KAMPALA – Legislators have divided over proposals presented by the Committee on Rules, Privileges and Discipline that among others, recommends changes in the process of the election of the Speaker and Deputy Speaker.
The proposals were by the committee chairperson, Hon. Clement Ongalo-Obote during Tuesday’s plenary sitting.
“I suggest that you study the proposals and if you want to make more proposals, they should be submitted early enough to the Clerk. A date will be given for the debate of this report and there will be no spontaneous proposals from the Floor,” said Speaker Rebecca Kadaga.
The proposal recommends that Rule 5 should be amended to bar candidates for the position of Speaker and Deputy Speaker, from campaigning because there are, according to the report, high chances of hurting the dignity of the individuals concerned and in turn the institution of Parliament.
The rules of procedure currently provide for the election of the Speaker and Deputy Speaker, with the only envisaged exit from these positions being by impeachment under Rule 107.
Ongalo-Obote further proposed that the rules should be amended to provide for resignation from the offices of Speaker and Deputy Speaker, noting that the rules did not provide for voluntary exit from these offices.
The committee report also proposes to amend Rule 19 (2) to include Monday as a Parliamentary sitting day, in addition to the prescribed Tuesday, Wednesday and Thursday; with a view of creating more opportunities for MPs to speak in the House.
“The size of Parliament has increased overtime with the 11th Parliament expected to be 72 members bigger than the 10th Parliament.
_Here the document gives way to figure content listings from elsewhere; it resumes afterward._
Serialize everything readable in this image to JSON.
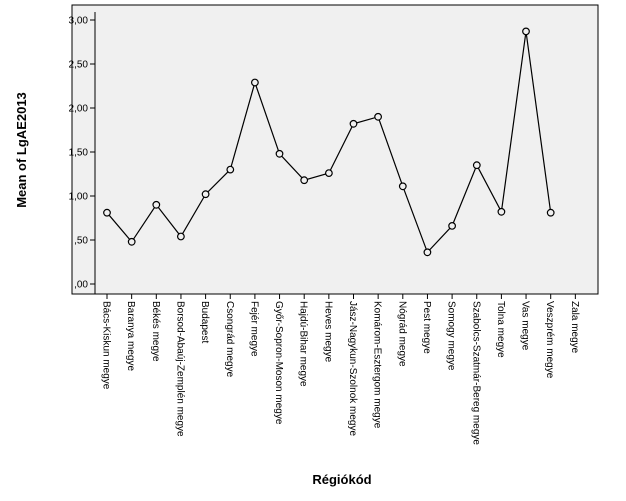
{
  "chart_data": {
    "type": "line",
    "title": "",
    "xlabel": "Régiókód",
    "ylabel": "Mean of LgAE2013",
    "ylim": [
      0,
      3.0
    ],
    "y_ticks": [
      0,
      0.5,
      1.0,
      1.5,
      2.0,
      2.5,
      3.0
    ],
    "y_tick_labels": [
      ",00",
      ",50",
      "1,00",
      "1,50",
      "2,00",
      "2,50",
      "3,00"
    ],
    "grid": false,
    "legend": "none",
    "categories": [
      "Bács-Kiskun megye",
      "Baranya megye",
      "Békés megye",
      "Borsod-Abaúj-Zemplén megye",
      "Budapest",
      "Csongrád megye",
      "Fejér megye",
      "Győr-Sopron-Moson megye",
      "Hajdú-Bihar megye",
      "Heves megye",
      "Jász-Nagykun-Szolnok megye",
      "Komárom-Esztergom megye",
      "Nógrád megye",
      "Pest megye",
      "Somogy megye",
      "Szabolcs-Szatmár-Bereg megye",
      "Tolna megye",
      "Vas megye",
      "Veszprém megye",
      "Zala megye"
    ],
    "values": [
      0.81,
      0.48,
      0.9,
      0.54,
      1.02,
      1.3,
      2.29,
      1.48,
      1.18,
      1.26,
      1.82,
      1.9,
      1.11,
      0.36,
      0.66,
      1.35,
      0.82,
      2.87,
      0.81,
      null
    ],
    "colors": {
      "plot_background": "#f0f0f0",
      "line": "#000000",
      "marker_stroke": "#000000",
      "marker_fill": "#f0f0f0"
    }
  }
}
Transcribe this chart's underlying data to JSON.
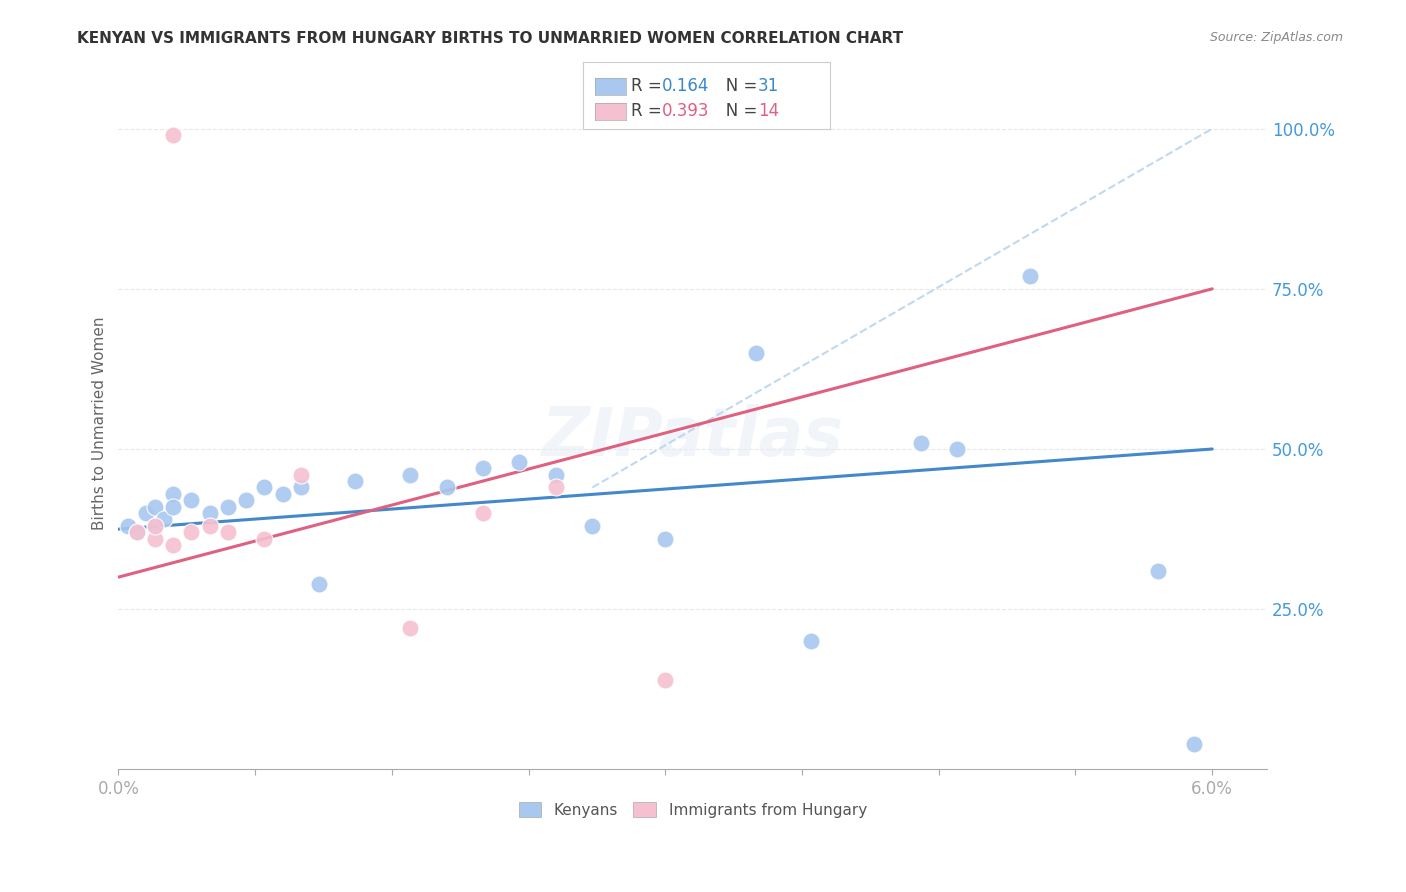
{
  "title": "KENYAN VS IMMIGRANTS FROM HUNGARY BIRTHS TO UNMARRIED WOMEN CORRELATION CHART",
  "source": "Source: ZipAtlas.com",
  "ylabel": "Births to Unmarried Women",
  "ytick_labels": [
    "25.0%",
    "50.0%",
    "75.0%",
    "100.0%"
  ],
  "ytick_values": [
    0.25,
    0.5,
    0.75,
    1.0
  ],
  "legend_blue_R": "0.164",
  "legend_blue_N": "31",
  "legend_pink_R": "0.393",
  "legend_pink_N": "14",
  "label_kenyans": "Kenyans",
  "label_hungary": "Immigrants from Hungary",
  "blue_scatter_x": [
    0.0005,
    0.001,
    0.0015,
    0.002,
    0.002,
    0.0025,
    0.003,
    0.003,
    0.004,
    0.005,
    0.006,
    0.007,
    0.008,
    0.009,
    0.01,
    0.011,
    0.013,
    0.016,
    0.018,
    0.02,
    0.022,
    0.024,
    0.026,
    0.03,
    0.035,
    0.038,
    0.044,
    0.046,
    0.05,
    0.057,
    0.059
  ],
  "blue_scatter_y": [
    0.38,
    0.37,
    0.4,
    0.38,
    0.41,
    0.39,
    0.43,
    0.41,
    0.42,
    0.4,
    0.41,
    0.42,
    0.44,
    0.43,
    0.44,
    0.29,
    0.45,
    0.46,
    0.44,
    0.47,
    0.48,
    0.46,
    0.38,
    0.36,
    0.65,
    0.2,
    0.51,
    0.5,
    0.77,
    0.31,
    0.04
  ],
  "pink_scatter_x": [
    0.001,
    0.002,
    0.002,
    0.003,
    0.003,
    0.004,
    0.005,
    0.006,
    0.008,
    0.01,
    0.016,
    0.02,
    0.024,
    0.03
  ],
  "pink_scatter_y": [
    0.37,
    0.36,
    0.38,
    0.35,
    0.99,
    0.37,
    0.38,
    0.37,
    0.36,
    0.46,
    0.22,
    0.4,
    0.44,
    0.14
  ],
  "blue_line_x": [
    0.0,
    0.06
  ],
  "blue_line_y": [
    0.375,
    0.5
  ],
  "pink_line_x": [
    0.0,
    0.06
  ],
  "pink_line_y": [
    0.3,
    0.75
  ],
  "diagonal_line_x": [
    0.026,
    0.06
  ],
  "diagonal_line_y": [
    0.44,
    1.0
  ],
  "xlim": [
    0.0,
    0.063
  ],
  "ylim": [
    0.0,
    1.08
  ],
  "blue_color": "#a8c8f0",
  "pink_color": "#f5c0d0",
  "blue_line_color": "#4488cc",
  "pink_line_color": "#e06080",
  "diagonal_color": "#c0d8f0",
  "grid_color": "#e8e8e8",
  "bg_color": "#ffffff",
  "title_color": "#333333",
  "source_color": "#888888",
  "axis_color": "#aaaaaa",
  "label_color": "#666666"
}
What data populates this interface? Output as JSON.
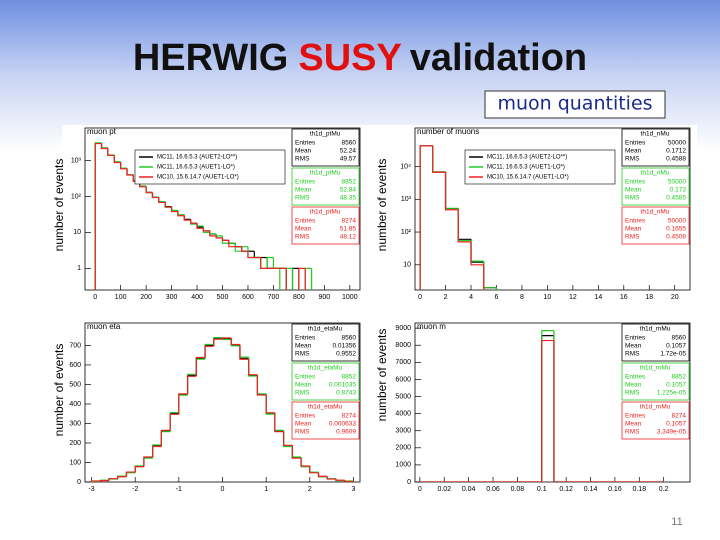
{
  "slide": {
    "title_parts": [
      "HERWIG",
      "SUSY",
      "validation"
    ],
    "subtitle": "muon quantities",
    "page_number": "11"
  },
  "chart_data": [
    {
      "type": "histogram",
      "title": "muon pt",
      "ylabel": "number of events",
      "log_y": true,
      "bins": [
        0,
        25,
        50,
        75,
        100,
        125,
        150,
        175,
        200,
        225,
        250,
        275,
        300,
        325,
        350,
        375,
        400,
        425,
        450,
        475,
        500,
        525,
        550,
        575,
        600,
        625,
        650,
        675,
        700,
        725,
        750,
        775,
        800,
        825,
        850,
        875,
        900,
        925,
        950,
        975,
        1000
      ],
      "xlim": [
        -40,
        1040
      ],
      "xticks": [
        0,
        100,
        200,
        300,
        400,
        500,
        600,
        700,
        800,
        900,
        1000
      ],
      "ylim": [
        0.25,
        8000
      ],
      "yticks": [
        1,
        10,
        {
          "value": 100,
          "label": "10²"
        },
        {
          "value": 1000,
          "label": "10³"
        }
      ],
      "stats_labels": [
        "Entries",
        "Mean",
        "RMS"
      ],
      "series": [
        {
          "name": "MC11, 16.6.5.3 (AUET2-LO**)",
          "color": "#000000",
          "stats": {
            "name": "th1d_ptMu",
            "entries": 8560,
            "mean": 52.24,
            "rms": 49.57
          },
          "values": [
            3000,
            2200,
            1400,
            900,
            600,
            400,
            270,
            190,
            130,
            95,
            70,
            52,
            40,
            30,
            23,
            18,
            14,
            11,
            9,
            7,
            6,
            5,
            4,
            3,
            3,
            2,
            2,
            1,
            1,
            1,
            0,
            1,
            0,
            0,
            0,
            0,
            0,
            0,
            0,
            0
          ]
        },
        {
          "name": "MC11, 16.6.5.3 (AUET1-LO*)",
          "color": "#22cc22",
          "stats": {
            "name": "th1d_ptMu",
            "entries": 8852,
            "mean": 52.84,
            "rms": 48.35
          },
          "values": [
            3100,
            2250,
            1420,
            920,
            610,
            405,
            275,
            195,
            128,
            96,
            72,
            50,
            41,
            31,
            22,
            17,
            15,
            10,
            9,
            8,
            5,
            5,
            3,
            4,
            2,
            2,
            1,
            2,
            1,
            0,
            1,
            0,
            0,
            1,
            0,
            0,
            0,
            0,
            0,
            0
          ]
        },
        {
          "name": "MC10, 15.6.14.7 (AUET1-LO*)",
          "color": "#ee2222",
          "stats": {
            "name": "th1d_ptMu",
            "entries": 8274,
            "mean": 51.85,
            "rms": 48.12
          },
          "values": [
            2950,
            2150,
            1380,
            880,
            590,
            395,
            265,
            185,
            127,
            93,
            68,
            51,
            38,
            29,
            22,
            18,
            13,
            11,
            8,
            7,
            6,
            4,
            4,
            3,
            2,
            2,
            1,
            1,
            1,
            1,
            0,
            0,
            1,
            0,
            0,
            0,
            0,
            0,
            0,
            0
          ]
        }
      ]
    },
    {
      "type": "histogram",
      "title": "number of muons",
      "ylabel": "number of events",
      "log_y": true,
      "bins": [
        0,
        1,
        2,
        3,
        4,
        5,
        6,
        7,
        8,
        9,
        10,
        11,
        12,
        13,
        14,
        15,
        16,
        17,
        18,
        19,
        20
      ],
      "xlim": [
        -0.4,
        21.2
      ],
      "xticks": [
        0,
        2,
        4,
        6,
        8,
        10,
        12,
        14,
        16,
        18,
        20
      ],
      "ylim": [
        1.7,
        150000
      ],
      "yticks": [
        10,
        {
          "value": 100,
          "label": "10²"
        },
        {
          "value": 1000,
          "label": "10³"
        },
        {
          "value": 10000,
          "label": "10⁴"
        }
      ],
      "stats_labels": [
        "Entries",
        "Mean",
        "RMS"
      ],
      "series": [
        {
          "name": "MC11, 16.6.5.3 (AUET2-LO**)",
          "color": "#000000",
          "stats": {
            "name": "th1d_nMu",
            "entries": 50000,
            "mean": 0.1712,
            "rms": 0.4588
          },
          "values": [
            42600,
            6800,
            520,
            60,
            12,
            2,
            0,
            0,
            0,
            0,
            0,
            0,
            0,
            0,
            0,
            0,
            0,
            0,
            0,
            0
          ]
        },
        {
          "name": "MC11, 16.6.5.3 (AUET1-LO*)",
          "color": "#22cc22",
          "stats": {
            "name": "th1d_nMu",
            "entries": 50000,
            "mean": 0.173,
            "rms": 0.4585
          },
          "values": [
            42500,
            6900,
            530,
            55,
            13,
            2,
            0,
            0,
            0,
            0,
            0,
            0,
            0,
            0,
            0,
            0,
            0,
            0,
            0,
            0
          ]
        },
        {
          "name": "MC10, 15.6.14.7 (AUET1-LO*)",
          "color": "#ee2222",
          "stats": {
            "name": "th1d_nMu",
            "entries": 50000,
            "mean": 0.1655,
            "rms": 0.4508
          },
          "values": [
            42800,
            6700,
            480,
            50,
            10,
            1,
            0,
            0,
            0,
            0,
            0,
            0,
            0,
            0,
            0,
            0,
            0,
            0,
            0,
            0
          ]
        }
      ]
    },
    {
      "type": "histogram",
      "title": "muon eta",
      "ylabel": "number of events",
      "log_y": false,
      "bins": [
        -3,
        -2.8,
        -2.6,
        -2.4,
        -2.2,
        -2,
        -1.8,
        -1.6,
        -1.4,
        -1.2,
        -1,
        -0.8,
        -0.6,
        -0.4,
        -0.2,
        0,
        0.2,
        0.4,
        0.6,
        0.8,
        1,
        1.2,
        1.4,
        1.6,
        1.8,
        2,
        2.2,
        2.4,
        2.6,
        2.8,
        3
      ],
      "xlim": [
        -3.15,
        3.15
      ],
      "xticks": [
        -3,
        -2,
        -1,
        0,
        1,
        2,
        3
      ],
      "ylim": [
        0,
        815
      ],
      "yticks": [
        0,
        100,
        200,
        300,
        400,
        500,
        600,
        700
      ],
      "stats_labels": [
        "Entries",
        "Mean",
        "RMS"
      ],
      "series": [
        {
          "color": "#000000",
          "stats": {
            "name": "th1d_etaMu",
            "entries": 8560,
            "mean": 0.01356,
            "rms": 0.9552
          },
          "values": [
            4,
            8,
            16,
            28,
            49,
            80,
            125,
            185,
            261,
            351,
            449,
            547,
            634,
            700,
            735,
            735,
            700,
            634,
            547,
            449,
            351,
            261,
            185,
            125,
            80,
            49,
            28,
            16,
            8,
            4
          ]
        },
        {
          "color": "#22cc22",
          "stats": {
            "name": "th1d_etaMu",
            "entries": 8852,
            "mean": 0.001035,
            "rms": 0.8743
          },
          "values": [
            3,
            9,
            15,
            30,
            47,
            83,
            122,
            190,
            258,
            356,
            445,
            552,
            630,
            705,
            740,
            730,
            698,
            640,
            543,
            452,
            348,
            265,
            182,
            128,
            78,
            50,
            27,
            17,
            7,
            5
          ]
        },
        {
          "color": "#ee2222",
          "stats": {
            "name": "th1d_etaMu",
            "entries": 8274,
            "mean": 0.000633,
            "rms": 0.9609
          },
          "values": [
            5,
            7,
            17,
            27,
            51,
            78,
            128,
            182,
            265,
            347,
            452,
            542,
            638,
            696,
            732,
            738,
            705,
            629,
            550,
            446,
            355,
            258,
            188,
            122,
            82,
            47,
            29,
            15,
            9,
            3
          ]
        }
      ]
    },
    {
      "type": "histogram",
      "title": "muon m",
      "ylabel": "number of events",
      "log_y": false,
      "bins": [
        0,
        0.01,
        0.02,
        0.03,
        0.04,
        0.05,
        0.06,
        0.07,
        0.08,
        0.09,
        0.1,
        0.11,
        0.12,
        0.13,
        0.14,
        0.15,
        0.16,
        0.17,
        0.18,
        0.19,
        0.2
      ],
      "xlim": [
        -0.004,
        0.2216
      ],
      "xticks": [
        0,
        0.02,
        0.04,
        0.06,
        0.08,
        0.1,
        0.12,
        0.14,
        0.16,
        0.18,
        0.2
      ],
      "ylim": [
        0,
        9300
      ],
      "yticks": [
        0,
        1000,
        2000,
        3000,
        4000,
        5000,
        6000,
        7000,
        8000,
        9000
      ],
      "stats_labels": [
        "Entries",
        "Mean",
        "RMS"
      ],
      "series": [
        {
          "color": "#000000",
          "stats": {
            "name": "th1d_mMu",
            "entries": 8560,
            "mean": 0.1057,
            "rms": "1.72e-05"
          },
          "values": [
            0,
            0,
            0,
            0,
            0,
            0,
            0,
            0,
            0,
            0,
            8560,
            0,
            0,
            0,
            0,
            0,
            0,
            0,
            0,
            0
          ]
        },
        {
          "color": "#22cc22",
          "stats": {
            "name": "th1d_mMu",
            "entries": 8852,
            "mean": 0.1057,
            "rms": "1.225e-05"
          },
          "values": [
            0,
            0,
            0,
            0,
            0,
            0,
            0,
            0,
            0,
            0,
            8852,
            0,
            0,
            0,
            0,
            0,
            0,
            0,
            0,
            0
          ]
        },
        {
          "color": "#ee2222",
          "stats": {
            "name": "th1d_mMu",
            "entries": 8274,
            "mean": 0.1057,
            "rms": "3.349e-05"
          },
          "values": [
            0,
            0,
            0,
            0,
            0,
            0,
            0,
            0,
            0,
            0,
            8274,
            0,
            0,
            0,
            0,
            0,
            0,
            0,
            0,
            0
          ]
        }
      ]
    }
  ]
}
It is, however, a matter of concern that the hours of the sittings of Parliament have remained the same,” Ongalo-Obote told the House.
Another proposal by the committee is for questions to be asked during Prime Minister’s Time to be submitted to the Prime Minister in advance, and that they ought to be limited to questions on government policy and clustered together if they are related to the same policy.
Prime Minister’s Time provided for under Rule 41 was borrowed from the House of Commons in the United Kingdom. However, the Prime Minister in Uganda does not have same powers as the Prime Minister in the United Kingdom who is the head of government and chief executive of the country.
“The committee observed that answers during Prime Minister’s Time may not be conclusive because on certain issues the Prime Minister may have to consult with the President and sector ministers. This makes the procedure not as effective as it is in the United Kingdom,” reads the proposals.
The committee also proposed that with the growing number of legislators in the House, MPs should belong to one Parliament committee on an annual rotational basis, so as to improve on the efficiency and effectiveness of committees.
Further, it was also proposed that a nomination fee be introduced for candidates seeking election to the East African Legislative Assembly (EALA) of Shs 3 million in a bid to harmonise the election procedures of EALA with that of other electoral offices in the country.
A proposal has also been made to amend Appendix G of the Rules to further regulate electronic coverage of House proceedings, noting a stretch on the right to privacy and heightened misinformation on Parliament business.
The committee was tasked on 28 January 2021 to review the current rules governing the proceedings of Parliament.